Today was Day 3 of me seeing this guy. Last night I went to his place (nothing happened except kissing) and it didn't happen 'til later on about an hour before I was going to leave. I had a good time hanging out with him and watching a movie and towards the end when we were kissing he basically told me he was turned on but I pretty much let it be known I had to go (he also doesn't know I'm a virgin so this is going to be interesting).

Today we have lunch and I'm still not sure what to think. On the one hand, conversation is pretty natural and I find him attractive; on the other hand, the way he says things throws me off in the sense that his tone is a bit arrogant. However, it's never towards me, but just in general. His mannerisms also come off that way (wish I could describe this better). It's like every time I see him he says something in an a kind of snooty tone and then goes back to being this really laid back guy that's really interested in what I have to say and what I'm studying and things like that.

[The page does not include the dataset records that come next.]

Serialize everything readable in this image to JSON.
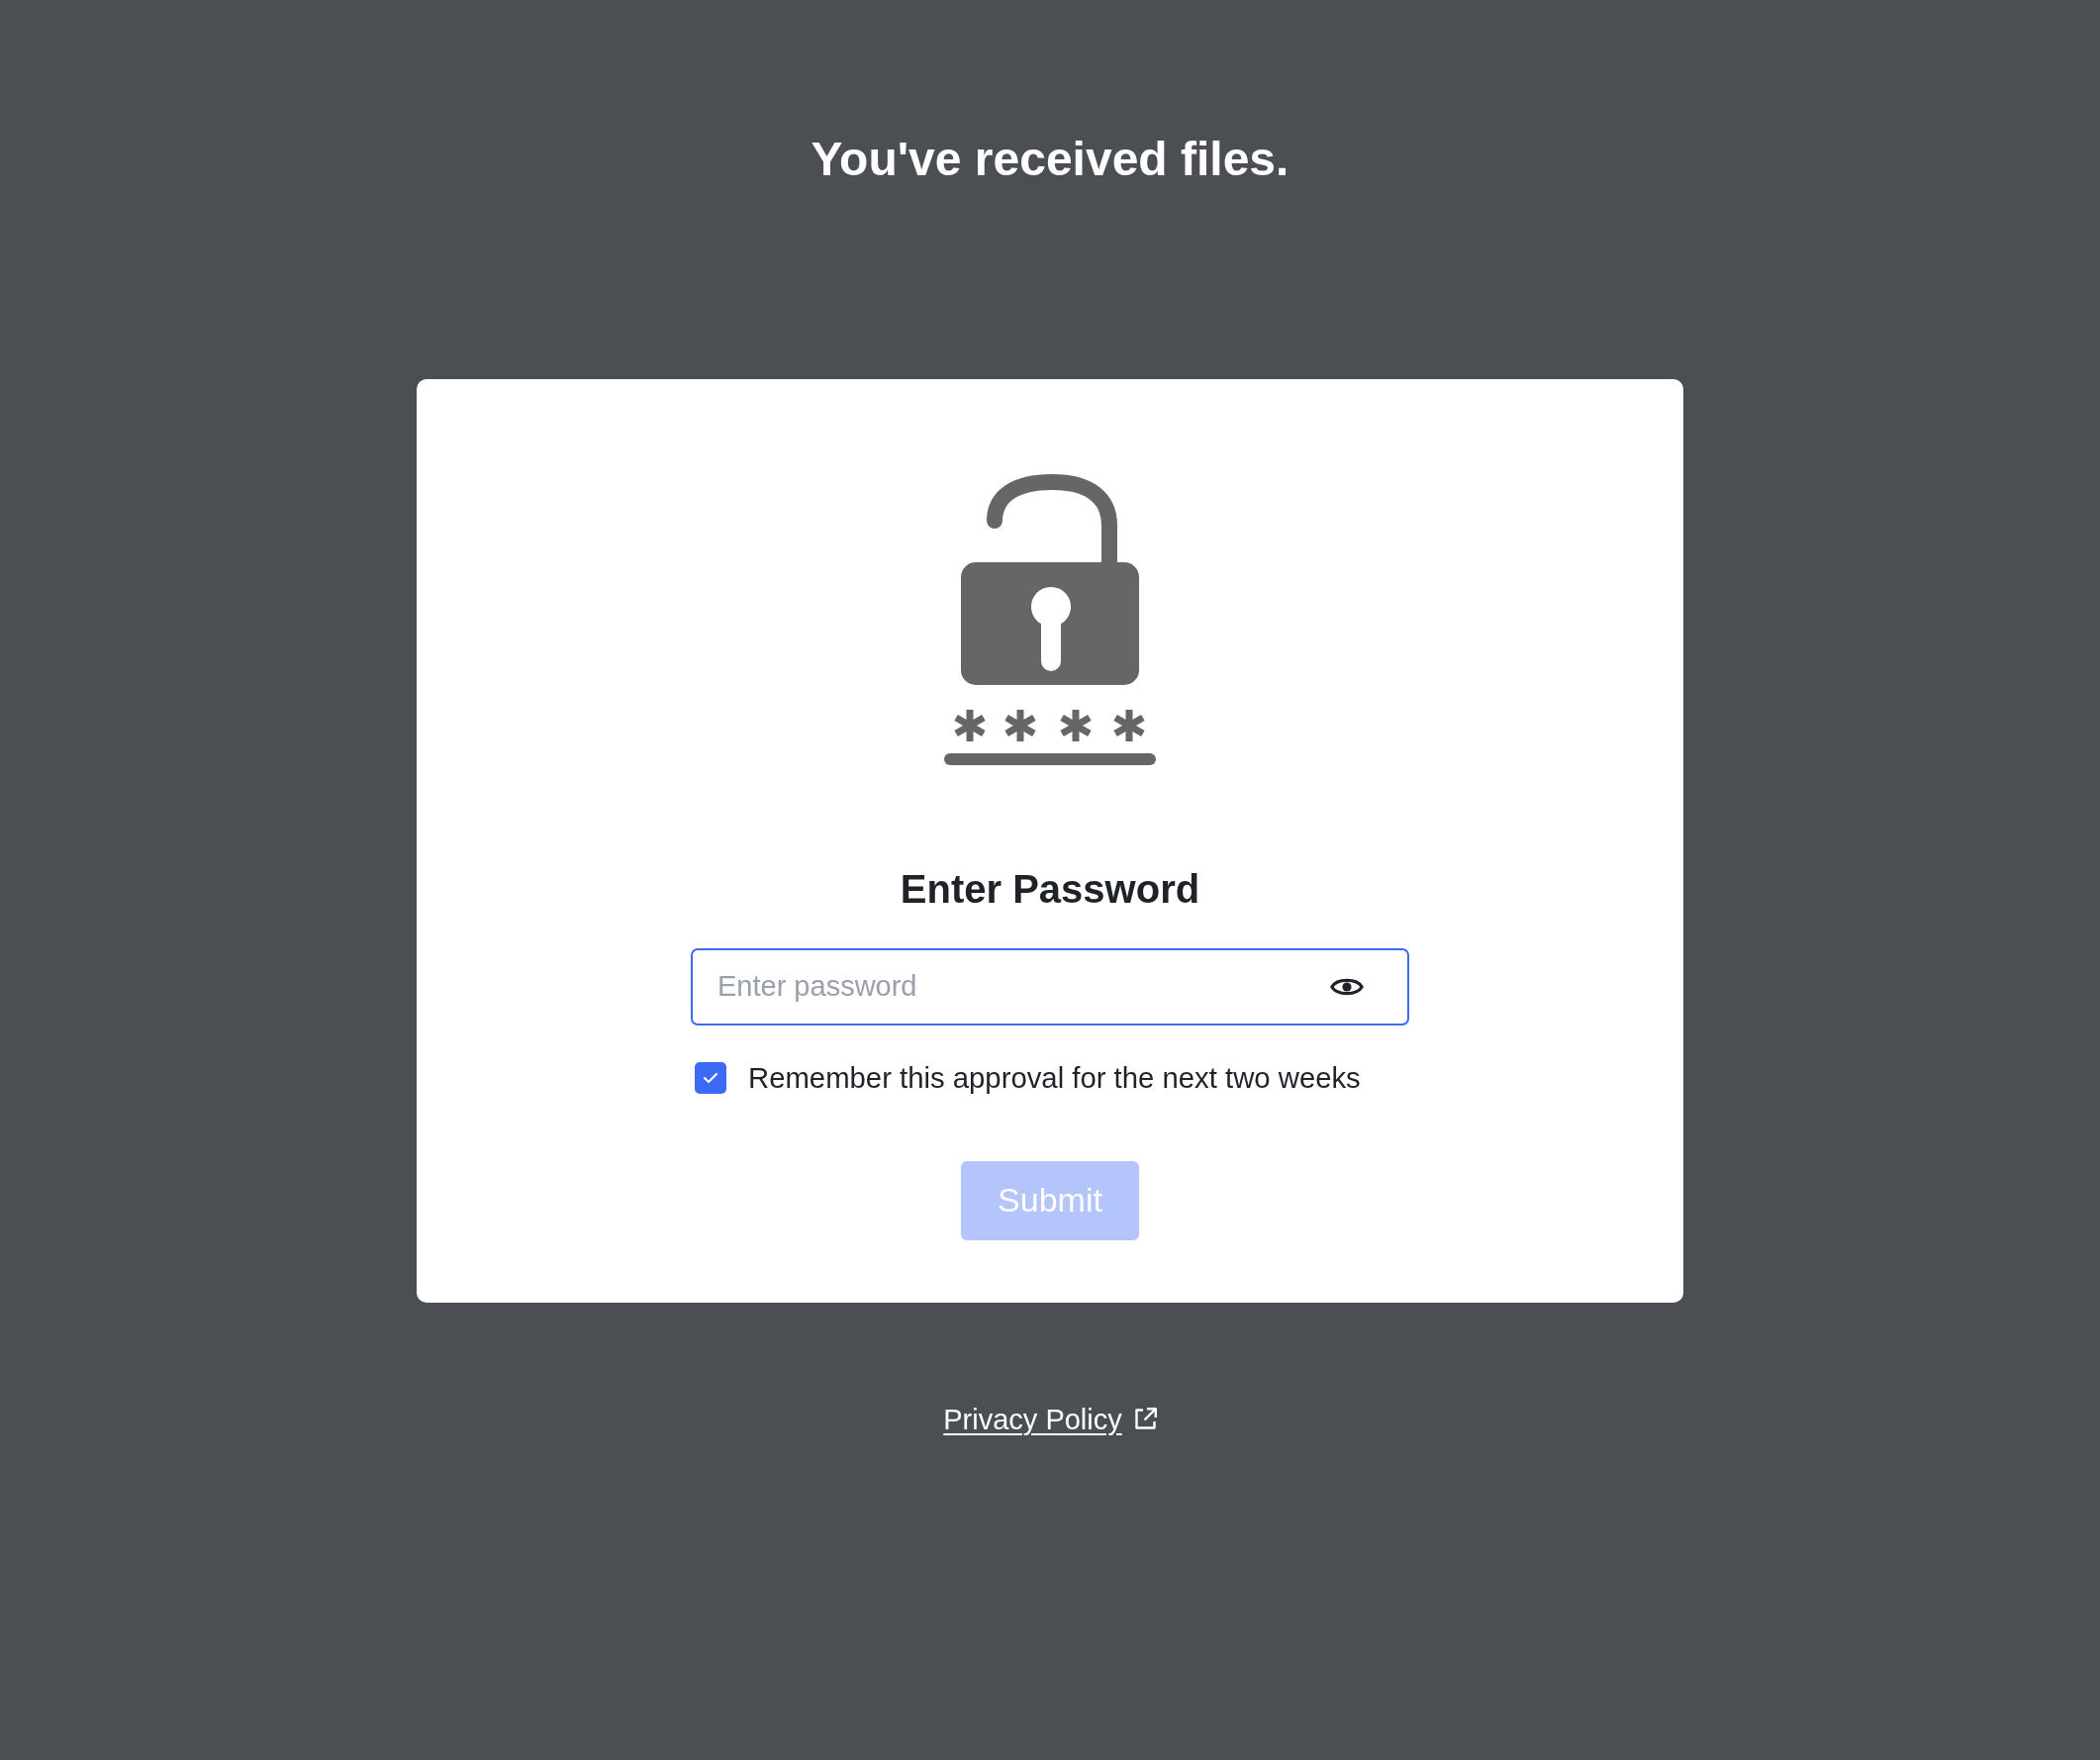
{
  "page": {
    "title": "You've received files."
  },
  "card": {
    "heading": "Enter Password",
    "password_field": {
      "placeholder": "Enter password",
      "focused": true
    },
    "remember": {
      "label": "Remember this approval for the next two weeks",
      "checked": true
    },
    "submit": {
      "label": "Submit",
      "disabled": true
    }
  },
  "footer": {
    "privacy_link": "Privacy Policy"
  }
}
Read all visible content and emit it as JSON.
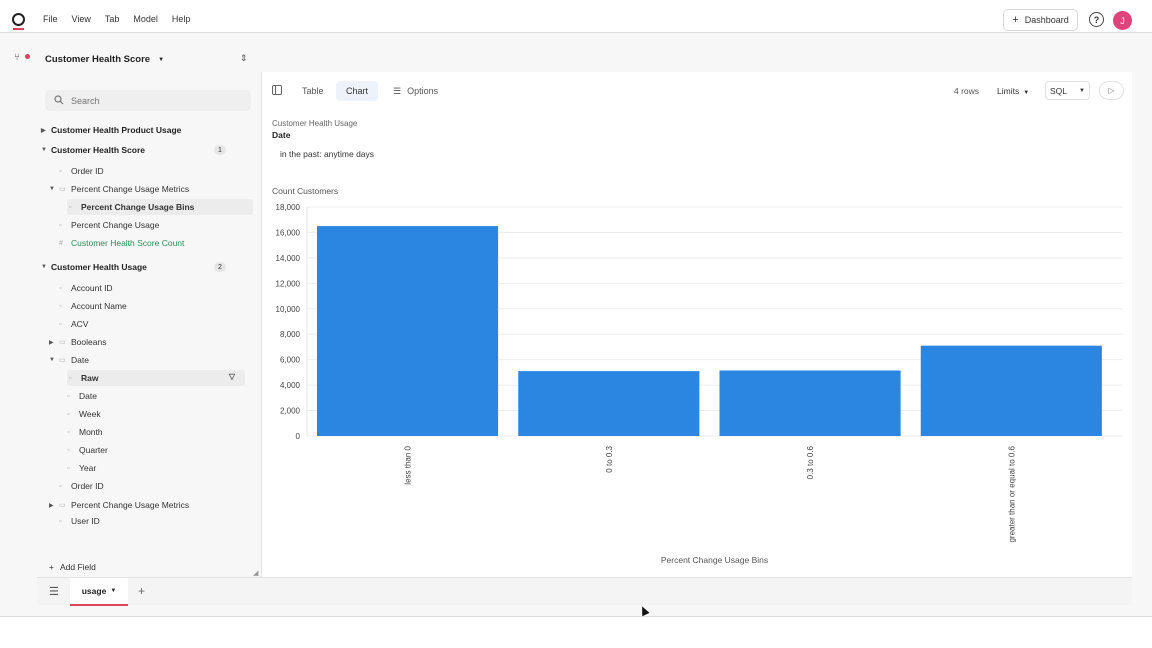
{
  "menubar": {
    "menus": [
      "File",
      "View",
      "Tab",
      "Model",
      "Help"
    ],
    "dashboard_label": "Dashboard",
    "help_label": "?",
    "avatar_initial": "J",
    "accent_color": "#e0415a"
  },
  "sidebar": {
    "model_title": "Customer Health Score",
    "search_placeholder": "Search",
    "add_field_label": "Add Field",
    "rows": [
      {
        "label": "Customer Health Product Usage",
        "type": "group",
        "expanded": false,
        "badge": ""
      },
      {
        "label": "Customer Health Score",
        "type": "group",
        "expanded": true,
        "badge": "1"
      },
      {
        "label": "Order ID",
        "type": "field"
      },
      {
        "label": "Percent Change Usage Metrics",
        "type": "folder",
        "expanded": true
      },
      {
        "label": "Percent Change Usage Bins",
        "type": "field",
        "selected": true
      },
      {
        "label": "Percent Change Usage",
        "type": "field"
      },
      {
        "label": "Customer Health Score Count",
        "type": "measure"
      },
      {
        "label": "Customer Health Usage",
        "type": "group",
        "expanded": true,
        "badge": "2"
      },
      {
        "label": "Account ID",
        "type": "field"
      },
      {
        "label": "Account Name",
        "type": "field"
      },
      {
        "label": "ACV",
        "type": "field"
      },
      {
        "label": "Booleans",
        "type": "folder",
        "expanded": false
      },
      {
        "label": "Date",
        "type": "folder",
        "expanded": true
      },
      {
        "label": "Raw",
        "type": "field",
        "selected": true
      },
      {
        "label": "Date",
        "type": "field"
      },
      {
        "label": "Week",
        "type": "field"
      },
      {
        "label": "Month",
        "type": "field"
      },
      {
        "label": "Quarter",
        "type": "field"
      },
      {
        "label": "Year",
        "type": "field"
      },
      {
        "label": "Order ID",
        "type": "field"
      },
      {
        "label": "Percent Change Usage Metrics",
        "type": "folder",
        "expanded": false
      },
      {
        "label": "User ID",
        "type": "field"
      }
    ]
  },
  "toolbar": {
    "tabs": [
      "Table",
      "Chart",
      "Options"
    ],
    "active_tab": "Chart",
    "rows_count": "4 rows",
    "limits_label": "Limits",
    "sql_label": "SQL",
    "run_icon": "play-icon"
  },
  "filter": {
    "crumb": "Customer Health Usage",
    "field": "Date",
    "value": "in the past: anytime days"
  },
  "chart_data": {
    "type": "bar",
    "categories": [
      "less than 0",
      "0 to 0.3",
      "0.3 to 0.6",
      "greater than or equal to 0.6"
    ],
    "values": [
      16500,
      5100,
      5150,
      7100
    ],
    "title": "",
    "xlabel": "Percent Change Usage Bins",
    "ylabel": "Count Customers",
    "ylim": [
      0,
      18000
    ],
    "yticks": [
      0,
      2000,
      4000,
      6000,
      8000,
      10000,
      12000,
      14000,
      16000,
      18000
    ],
    "ytick_labels": [
      "0",
      "2,000",
      "4,000",
      "6,000",
      "8,000",
      "10,000",
      "12,000",
      "14,000",
      "16,000",
      "18,000"
    ],
    "bar_color": "#2a86e0",
    "grid": true
  },
  "bottombar": {
    "sheet_tab": "usage"
  }
}
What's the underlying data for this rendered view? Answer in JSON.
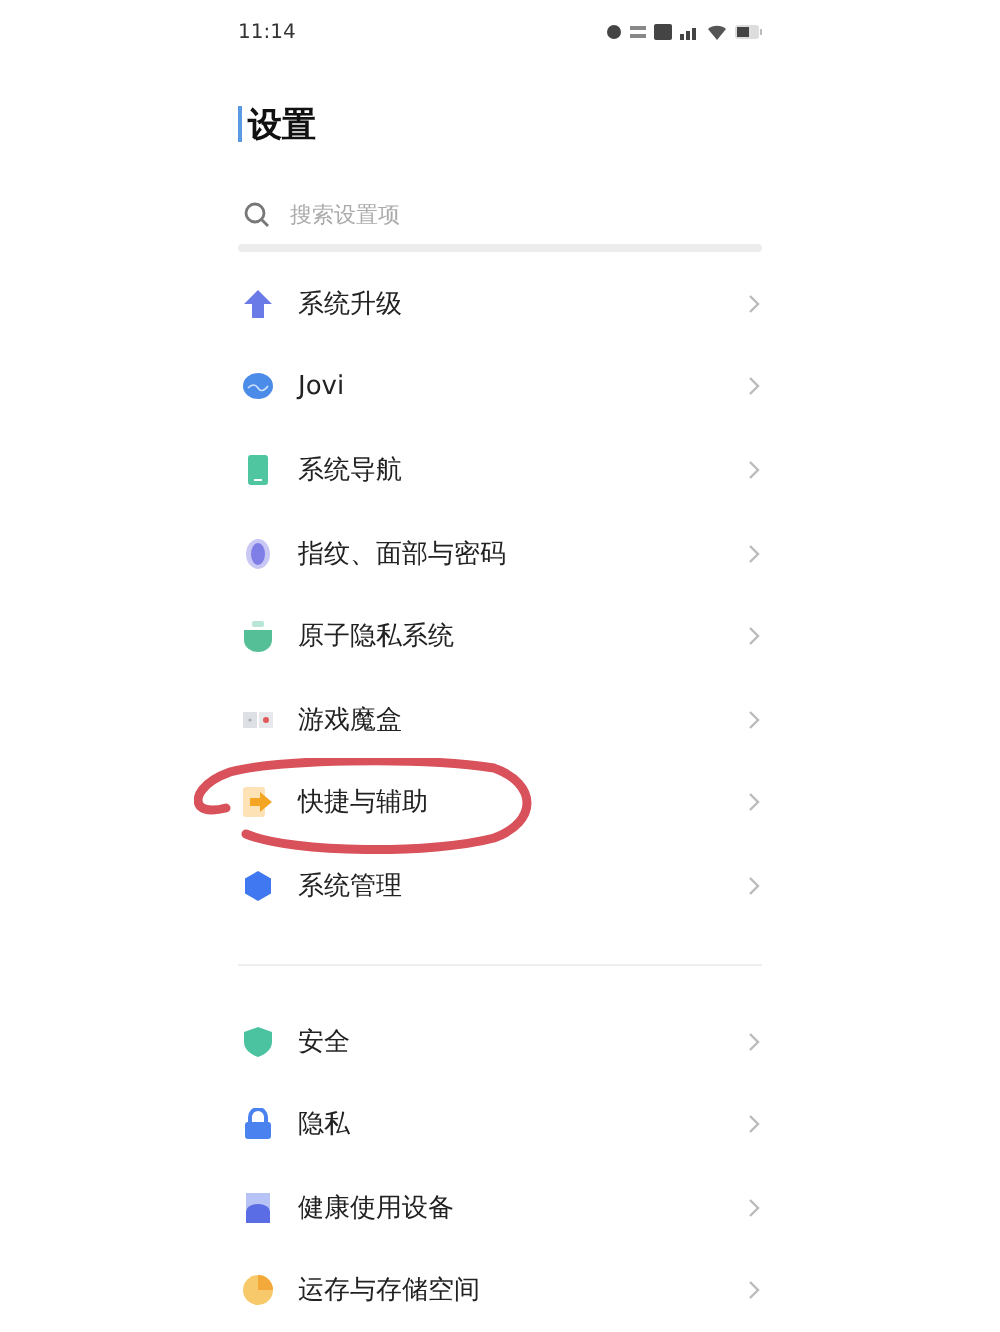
{
  "status_bar": {
    "time": "11:14"
  },
  "title": "设置",
  "search": {
    "placeholder": "搜索设置项"
  },
  "sections": [
    {
      "items": [
        {
          "label": "系统升级",
          "circled": false
        },
        {
          "label": "Jovi",
          "circled": false
        },
        {
          "label": "系统导航",
          "circled": false
        },
        {
          "label": "指纹、面部与密码",
          "circled": false
        },
        {
          "label": "原子隐私系统",
          "circled": false
        },
        {
          "label": "游戏魔盒",
          "circled": false
        },
        {
          "label": "快捷与辅助",
          "circled": true
        },
        {
          "label": "系统管理",
          "circled": false
        }
      ]
    },
    {
      "items": [
        {
          "label": "安全",
          "circled": false
        },
        {
          "label": "隐私",
          "circled": false
        },
        {
          "label": "健康使用设备",
          "circled": false
        },
        {
          "label": "运存与存储空间",
          "circled": false
        }
      ]
    }
  ]
}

Is this guy maybe just trying to impress me or something? His voice in general also kinda threw me off, so I'm wondering if that is affecting the way I am perceiving him. I'm not sure what this is. I'm trying to take things slow because 1) I just need to anyway and that's how I am 2) I can't quite figure out what's going on and I'm not sure if he is putting on a facade for me or not.

I wonder if I'm struggling to get past his voice and it's throwing off things. I also think he is struggling to push away his past of being poor (he shared with me he grew up pretty poor). I don't see the need to want to put on a show like that for me because I grew up lower middle class at best...I'm either reading too much into things or I need to read into them even more.